In terms of practical experience, what does Jesus mean, “He who comes after me must deny himself and take up his cross daily and follow me”? What does it mean to bear your cross daily? It means two things: First, to take up your cross is to surrender of the rule of your life to Jesus. It is a recognition that your life is not your own. I Cor. 16:20 says, ”You are not your own, you are bought with a price.” The illusion from the world is that we are the captains of our soul, that we have a right to do whatever we want. But that’s a lie. The Bible says “The earth is the LORD’S, and all it contains, the world, and those who dwell in it.” We are His creation. And He is the Sovereign King over all. And we must bow to Him.
So this is the beginning of true life: To recognize HIs sovereignty, to surrender your claim to yourself, to give up your right to run your own affairs, and to surrender to the Lordship of Jesus, to do what he says, and to stop what he says to stop. That isn’t always appealing. It means submitting my plans to the Lord’s master plan.

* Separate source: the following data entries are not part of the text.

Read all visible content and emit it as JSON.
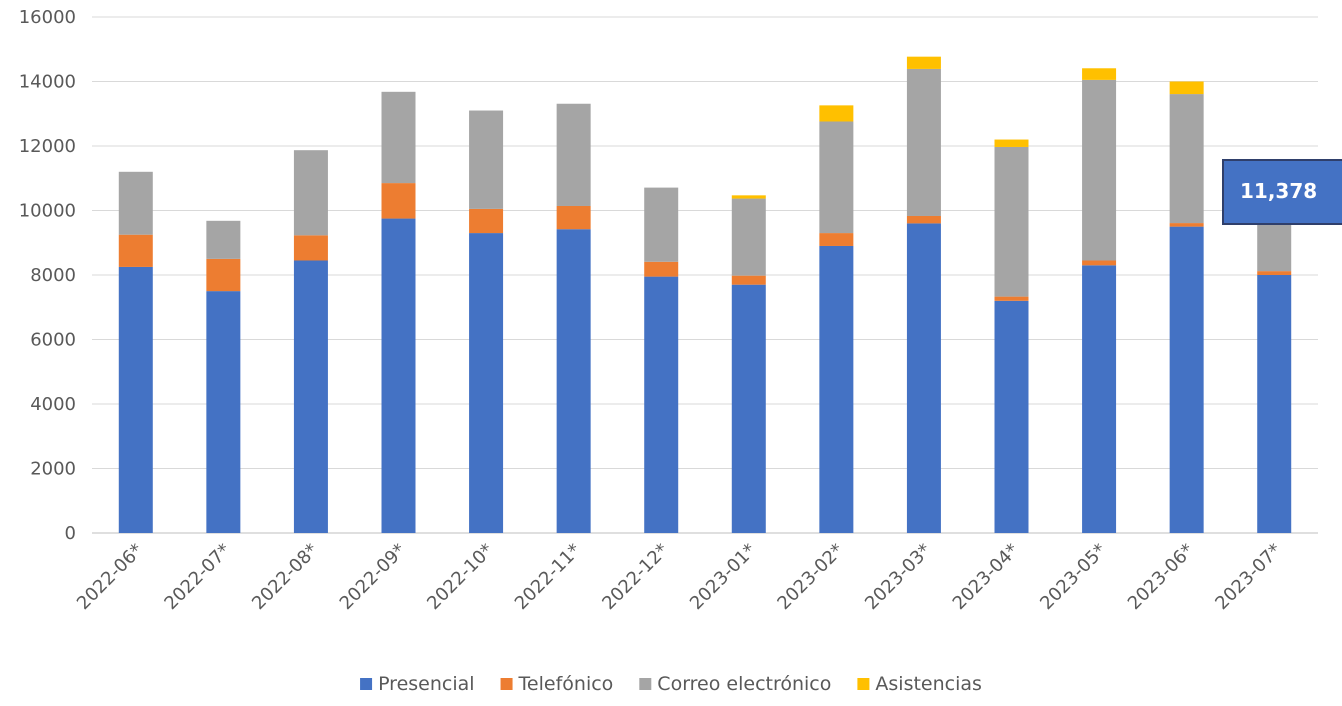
{
  "chart_data": {
    "type": "bar",
    "stacked": true,
    "categories": [
      "2022-06*",
      "2022-07*",
      "2022-08*",
      "2022-09*",
      "2022-10*",
      "2022-11*",
      "2022-12*",
      "2023-01*",
      "2023-02*",
      "2023-03*",
      "2023-04*",
      "2023-05*",
      "2023-06*",
      "2023-07*"
    ],
    "series": [
      {
        "name": "Presencial",
        "color": "#4472C4",
        "values": [
          8250,
          7500,
          8450,
          9750,
          9300,
          9420,
          7950,
          7700,
          8900,
          9600,
          7200,
          8300,
          9500,
          8000
        ]
      },
      {
        "name": "Telefónico",
        "color": "#ED7D31",
        "values": [
          1000,
          1000,
          780,
          1100,
          750,
          720,
          460,
          280,
          400,
          230,
          130,
          150,
          110,
          120
        ]
      },
      {
        "name": "Correo electrónico",
        "color": "#A5A5A5",
        "values": [
          1950,
          1180,
          2640,
          2830,
          3050,
          3170,
          2300,
          2390,
          3460,
          4560,
          4640,
          5600,
          4000,
          3000
        ]
      },
      {
        "name": "Asistencias",
        "color": "#FFC000",
        "values": [
          0,
          0,
          0,
          0,
          0,
          0,
          0,
          100,
          500,
          380,
          230,
          360,
          390,
          258
        ]
      }
    ],
    "ylim": [
      0,
      16000
    ],
    "yticks": [
      0,
      2000,
      4000,
      6000,
      8000,
      10000,
      12000,
      14000,
      16000
    ],
    "grid": true,
    "legend_position": "bottom",
    "annotation": {
      "text": "11,378",
      "category": "2023-07*",
      "fill": "#4472C4",
      "border": "#2F3F6B"
    }
  }
}
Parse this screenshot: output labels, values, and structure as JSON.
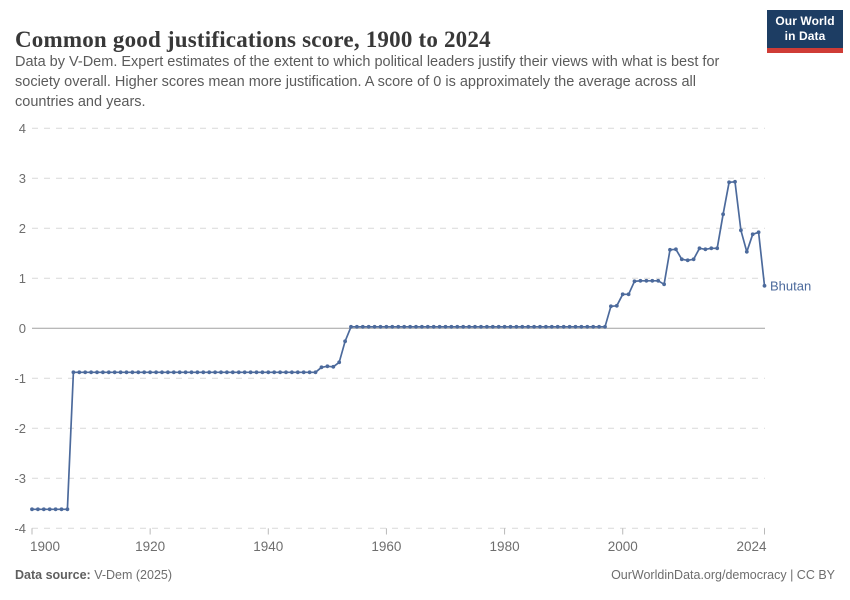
{
  "header": {
    "title": "Common good justifications score, 1900 to 2024",
    "subtitle_lines": [
      "Data by V-Dem. Expert estimates of the extent to which political leaders justify their views with what is best for",
      "society overall. Higher scores mean more justification. A score of 0 is approximately the average across all",
      "countries and years."
    ],
    "logo": {
      "line1": "Our World",
      "line2": "in Data",
      "bg_color": "#1d3d63",
      "bar_color": "#cf3c36"
    }
  },
  "chart_data": {
    "type": "line",
    "title": "Common good justifications score, 1900 to 2024",
    "xlabel": "",
    "ylabel": "",
    "xlim": [
      1900,
      2024
    ],
    "ylim": [
      -4,
      4
    ],
    "xticks": [
      1900,
      1920,
      1940,
      1960,
      1980,
      2000,
      2024
    ],
    "yticks": [
      4,
      3,
      2,
      1,
      0,
      -1,
      -2,
      -3,
      -4
    ],
    "grid": "horizontal-dashed",
    "zero_line": true,
    "legend_position": "end-of-line-label",
    "line_color": "#4c6a9c",
    "grid_color": "#d9d9d9",
    "zero_line_color": "#a1a1a1",
    "tick_label_color": "#6e6e6e",
    "series": [
      {
        "name": "Bhutan",
        "color": "#4c6a9c",
        "points": [
          [
            1900,
            -3.62
          ],
          [
            1901,
            -3.62
          ],
          [
            1902,
            -3.62
          ],
          [
            1903,
            -3.62
          ],
          [
            1904,
            -3.62
          ],
          [
            1905,
            -3.62
          ],
          [
            1906,
            -3.62
          ],
          [
            1907,
            -0.88
          ],
          [
            1908,
            -0.88
          ],
          [
            1909,
            -0.88
          ],
          [
            1910,
            -0.88
          ],
          [
            1911,
            -0.88
          ],
          [
            1912,
            -0.88
          ],
          [
            1913,
            -0.88
          ],
          [
            1914,
            -0.88
          ],
          [
            1915,
            -0.88
          ],
          [
            1916,
            -0.88
          ],
          [
            1917,
            -0.88
          ],
          [
            1918,
            -0.88
          ],
          [
            1919,
            -0.88
          ],
          [
            1920,
            -0.88
          ],
          [
            1921,
            -0.88
          ],
          [
            1922,
            -0.88
          ],
          [
            1923,
            -0.88
          ],
          [
            1924,
            -0.88
          ],
          [
            1925,
            -0.88
          ],
          [
            1926,
            -0.88
          ],
          [
            1927,
            -0.88
          ],
          [
            1928,
            -0.88
          ],
          [
            1929,
            -0.88
          ],
          [
            1930,
            -0.88
          ],
          [
            1931,
            -0.88
          ],
          [
            1932,
            -0.88
          ],
          [
            1933,
            -0.88
          ],
          [
            1934,
            -0.88
          ],
          [
            1935,
            -0.88
          ],
          [
            1936,
            -0.88
          ],
          [
            1937,
            -0.88
          ],
          [
            1938,
            -0.88
          ],
          [
            1939,
            -0.88
          ],
          [
            1940,
            -0.88
          ],
          [
            1941,
            -0.88
          ],
          [
            1942,
            -0.88
          ],
          [
            1943,
            -0.88
          ],
          [
            1944,
            -0.88
          ],
          [
            1945,
            -0.88
          ],
          [
            1946,
            -0.88
          ],
          [
            1947,
            -0.88
          ],
          [
            1948,
            -0.88
          ],
          [
            1949,
            -0.78
          ],
          [
            1950,
            -0.76
          ],
          [
            1951,
            -0.77
          ],
          [
            1952,
            -0.68
          ],
          [
            1953,
            -0.26
          ],
          [
            1954,
            0.03
          ],
          [
            1955,
            0.03
          ],
          [
            1956,
            0.03
          ],
          [
            1957,
            0.03
          ],
          [
            1958,
            0.03
          ],
          [
            1959,
            0.03
          ],
          [
            1960,
            0.03
          ],
          [
            1961,
            0.03
          ],
          [
            1962,
            0.03
          ],
          [
            1963,
            0.03
          ],
          [
            1964,
            0.03
          ],
          [
            1965,
            0.03
          ],
          [
            1966,
            0.03
          ],
          [
            1967,
            0.03
          ],
          [
            1968,
            0.03
          ],
          [
            1969,
            0.03
          ],
          [
            1970,
            0.03
          ],
          [
            1971,
            0.03
          ],
          [
            1972,
            0.03
          ],
          [
            1973,
            0.03
          ],
          [
            1974,
            0.03
          ],
          [
            1975,
            0.03
          ],
          [
            1976,
            0.03
          ],
          [
            1977,
            0.03
          ],
          [
            1978,
            0.03
          ],
          [
            1979,
            0.03
          ],
          [
            1980,
            0.03
          ],
          [
            1981,
            0.03
          ],
          [
            1982,
            0.03
          ],
          [
            1983,
            0.03
          ],
          [
            1984,
            0.03
          ],
          [
            1985,
            0.03
          ],
          [
            1986,
            0.03
          ],
          [
            1987,
            0.03
          ],
          [
            1988,
            0.03
          ],
          [
            1989,
            0.03
          ],
          [
            1990,
            0.03
          ],
          [
            1991,
            0.03
          ],
          [
            1992,
            0.03
          ],
          [
            1993,
            0.03
          ],
          [
            1994,
            0.03
          ],
          [
            1995,
            0.03
          ],
          [
            1996,
            0.03
          ],
          [
            1997,
            0.03
          ],
          [
            1998,
            0.44
          ],
          [
            1999,
            0.45
          ],
          [
            2000,
            0.68
          ],
          [
            2001,
            0.68
          ],
          [
            2002,
            0.94
          ],
          [
            2003,
            0.95
          ],
          [
            2004,
            0.95
          ],
          [
            2005,
            0.95
          ],
          [
            2006,
            0.95
          ],
          [
            2007,
            0.88
          ],
          [
            2008,
            1.57
          ],
          [
            2009,
            1.58
          ],
          [
            2010,
            1.38
          ],
          [
            2011,
            1.36
          ],
          [
            2012,
            1.38
          ],
          [
            2013,
            1.6
          ],
          [
            2014,
            1.58
          ],
          [
            2015,
            1.6
          ],
          [
            2016,
            1.6
          ],
          [
            2017,
            2.28
          ],
          [
            2018,
            2.92
          ],
          [
            2019,
            2.93
          ],
          [
            2020,
            1.96
          ],
          [
            2021,
            1.53
          ],
          [
            2022,
            1.88
          ],
          [
            2023,
            1.92
          ],
          [
            2024,
            0.85
          ]
        ]
      }
    ]
  },
  "footer": {
    "source_label": "Data source:",
    "source_value": " V-Dem (2025)",
    "credit": "OurWorldinData.org/democracy | CC BY"
  }
}
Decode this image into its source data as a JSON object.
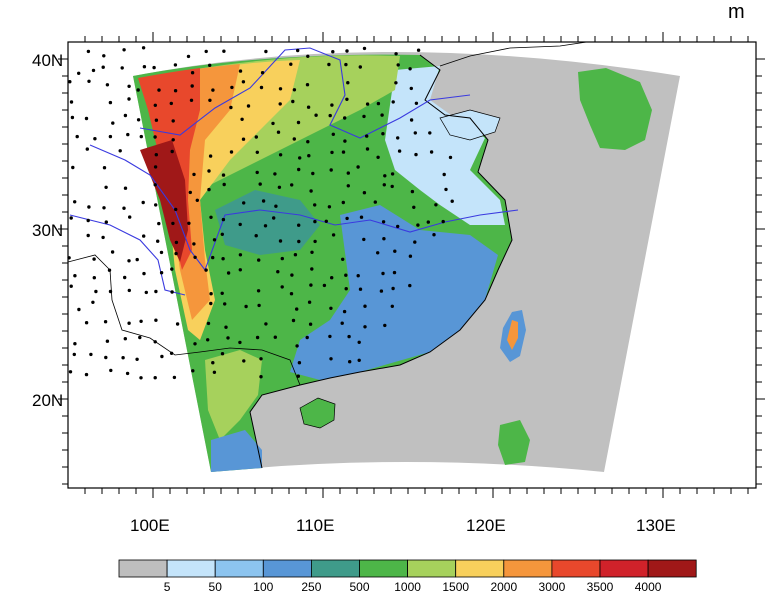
{
  "map": {
    "unit": "m",
    "lat_labels": [
      "40N",
      "30N",
      "20N"
    ],
    "lon_labels": [
      "100E",
      "110E",
      "120E",
      "130E"
    ],
    "colors": {
      "ocean": "#c0c0c0",
      "border": "#000000",
      "river": "#3a3adf",
      "station": "#000000"
    }
  },
  "colorbar": {
    "labels": [
      "5",
      "50",
      "100",
      "250",
      "500",
      "1000",
      "1500",
      "2000",
      "3000",
      "3500",
      "4000"
    ],
    "colors": [
      "#bebebe",
      "#c4e4fa",
      "#8cc4ef",
      "#5896d6",
      "#3f9b8a",
      "#4db648",
      "#a6d15c",
      "#f8d05c",
      "#f5963c",
      "#e8482c",
      "#d0222a",
      "#a01818"
    ]
  }
}
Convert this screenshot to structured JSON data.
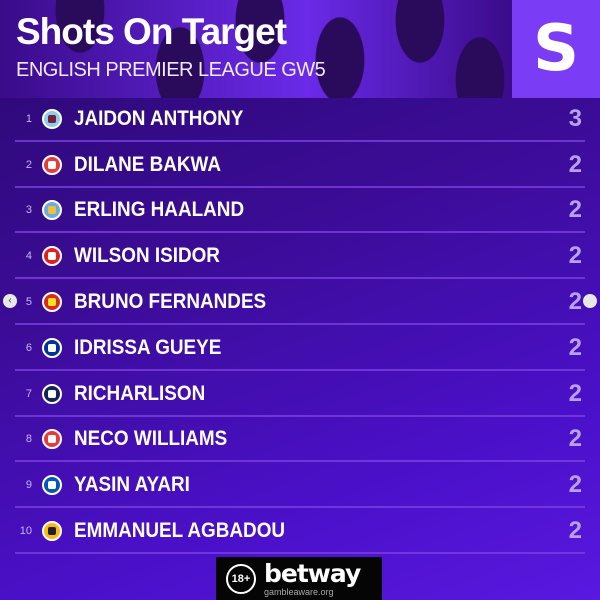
{
  "header": {
    "title": "Shots On Target",
    "subtitle": "ENGLISH PREMIER LEAGUE GW5",
    "logo_letter": "S"
  },
  "rows": [
    {
      "rank": "1",
      "name": "JAIDON ANTHONY",
      "value": "3",
      "badge_colors": [
        "#8ad0ee",
        "#7a1e3a"
      ]
    },
    {
      "rank": "2",
      "name": "DILANE BAKWA",
      "value": "2",
      "badge_colors": [
        "#e53b3b",
        "#ffffff"
      ]
    },
    {
      "rank": "3",
      "name": "ERLING HAALAND",
      "value": "2",
      "badge_colors": [
        "#6cabdd",
        "#f0c040"
      ]
    },
    {
      "rank": "4",
      "name": "WILSON ISIDOR",
      "value": "2",
      "badge_colors": [
        "#e02020",
        "#ffffff"
      ]
    },
    {
      "rank": "5",
      "name": "BRUNO FERNANDES",
      "value": "2",
      "badge_colors": [
        "#da291c",
        "#fbe122"
      ]
    },
    {
      "rank": "6",
      "name": "IDRISSA GUEYE",
      "value": "2",
      "badge_colors": [
        "#003399",
        "#ffffff"
      ]
    },
    {
      "rank": "7",
      "name": "RICHARLISON",
      "value": "2",
      "badge_colors": [
        "#132257",
        "#ffffff"
      ]
    },
    {
      "rank": "8",
      "name": "NECO WILLIAMS",
      "value": "2",
      "badge_colors": [
        "#e53b3b",
        "#ffffff"
      ]
    },
    {
      "rank": "9",
      "name": "YASIN AYARI",
      "value": "2",
      "badge_colors": [
        "#0057b8",
        "#ffffff"
      ]
    },
    {
      "rank": "10",
      "name": "EMMANUEL AGBADOU",
      "value": "2",
      "badge_colors": [
        "#fdb913",
        "#231f20"
      ]
    }
  ],
  "sponsor": {
    "age": "18+",
    "brand": "betway",
    "tagline": "gambleaware.org"
  },
  "carousel": {
    "prev_icon": "chevron-left-icon",
    "prev_glyph": "‹",
    "next_icon": "chevron-right-icon"
  }
}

But that’s what it means to die to yourself. To take up your cross.
And it also means to daily follow up on that decision.Paul said I die daily. Keep doing what is right. Stop doing what is wrong, and do it all in the strength of the Holy Spirit. Die to the flesh so the you might live by the Spirit. That is how you will truly begin to live. And as a result of dying to your will, the power of new life will come, the power to do what is right. That’s the way to joy and the inner peace that Jesus spoke of earlier, true peace from knowing you are right with God, and a child of God.
And that is the source of fruit in your life. You won’t have spiritual fruit until you die to yourself. I’ve been praying for a revival in this community, and even for a revival in this country. I would love to see this country experience something like the Great Awakening of the 18th century when preachers like George Whitfield and Jonathan Edwards and the Wesley brothers fanned the flames of a revival that set this nation on fire for God. But if we are ever going to see another revival like that again, then we need to learn the truth of what it means to die to ourselves. To die to the world’s agenda, to the social agenda, to the self actualization agenda of the world. When Christians learn to take up their cross and follow Jesus, then we will start seeing the fruit multiply and a harvest of souls for the kingdom of God.
We’re going to celebrate with a young man right after our closing song who is going to be baptized in the ocean. He has decided to follow the Lord with all His heart and soul and serve the Lord for the rest of his life. And baptism symbolizes that beautifully. In baptism, our old way of life is buried with Christ in the likeness of His death, and raised with Him in the likeness of His resurrection to a new life, a fruitful life in Christ. I hope you will consider joining us immediately following this song to celebrate his decision. And I invite anyone here who has not yet made that commitment themselves to consider being baptized today. This is God’s way of making a public confession of your faith and commitment to die to the world and live for Christ. Today is your opportunity, this is your invitation. Acts 2:38 Peter said to them, “Repent, and each of you be baptized in the name of Jesus Christ for the forgiveness of your sins; and you will receive the gift of the Holy Spirit.”
Jesus said in vs.26 of our text; “If anyone serves Me, he must follow Me; and where I am, there My servant will be also; if anyone serves Me, the Father will honor him.” You can ensure that honor from God today by coming to be baptized as a token of your faith and repentance in Christ. Jesus said in Matt. 10:32 “Therefore everyone who confesses Me before men, I will also confess him before My Father who is in heaven.” Today is your opportunity. Let us pray.